UNICEF guide to Social Innovation Labs

There are social innovation labs springing up all over the world, and indeed UNICEF have created their own guide on how you can go about creating your own.

The document aims to give you everything you need to setup an innovation lab, informing you of the kind of things a lab contains, the steps involved in setting up and running one, and a few case studies you can use for inspiration.  The document itself fits in with the spirit of the labs, and is designed to be built upon by practitioners from around the world, who are invited to add their own structures, documents and so on to the guide.

This is an evolving version of this Do-It-Yourself Guide—and we invite you to submit your lab structures, your documents and your knowledge to the project so that future versions can grow, learn, and build.

University of Waterloo guide

If the guide from UNICEF isn’t enough of an insight into the labs, the University of Waterloo have produced their own guide recently.

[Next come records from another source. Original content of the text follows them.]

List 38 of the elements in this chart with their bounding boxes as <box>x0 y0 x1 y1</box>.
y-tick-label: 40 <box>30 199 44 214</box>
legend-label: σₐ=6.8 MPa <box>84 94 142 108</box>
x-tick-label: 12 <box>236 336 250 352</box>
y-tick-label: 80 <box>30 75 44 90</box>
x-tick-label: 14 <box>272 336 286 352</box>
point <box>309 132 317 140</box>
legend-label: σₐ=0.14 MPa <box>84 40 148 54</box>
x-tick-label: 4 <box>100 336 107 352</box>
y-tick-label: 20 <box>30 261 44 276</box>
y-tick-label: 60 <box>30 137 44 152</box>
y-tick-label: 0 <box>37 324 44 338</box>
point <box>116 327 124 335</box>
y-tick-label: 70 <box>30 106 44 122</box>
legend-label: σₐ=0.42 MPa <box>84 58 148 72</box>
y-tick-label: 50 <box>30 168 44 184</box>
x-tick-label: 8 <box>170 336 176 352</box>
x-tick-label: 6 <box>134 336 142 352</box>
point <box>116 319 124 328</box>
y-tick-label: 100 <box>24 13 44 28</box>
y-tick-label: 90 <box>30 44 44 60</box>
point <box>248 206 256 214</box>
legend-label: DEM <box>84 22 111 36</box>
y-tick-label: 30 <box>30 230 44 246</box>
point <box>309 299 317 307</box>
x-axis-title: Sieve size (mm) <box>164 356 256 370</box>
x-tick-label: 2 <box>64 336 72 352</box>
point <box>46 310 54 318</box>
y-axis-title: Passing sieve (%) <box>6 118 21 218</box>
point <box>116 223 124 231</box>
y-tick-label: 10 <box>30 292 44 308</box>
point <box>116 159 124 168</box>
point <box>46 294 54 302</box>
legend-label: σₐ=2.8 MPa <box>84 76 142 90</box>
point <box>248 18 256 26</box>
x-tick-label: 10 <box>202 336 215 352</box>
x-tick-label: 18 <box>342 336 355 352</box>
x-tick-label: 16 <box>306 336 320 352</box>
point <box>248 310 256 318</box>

The guide aims to help anyone interested in using, running or participating in a social innovation lab as part of their change making process.

It’s hoped that the guide will help to support a greater sense of urgency within people who are charged with making what often seem impossible changes for a better world.

Can innovation labs make the impossible into the possible?  I suppose only time will tell, but between the Waterloo document and the UNICEF one, there should be more than enough information and guidance to get people started with the labs.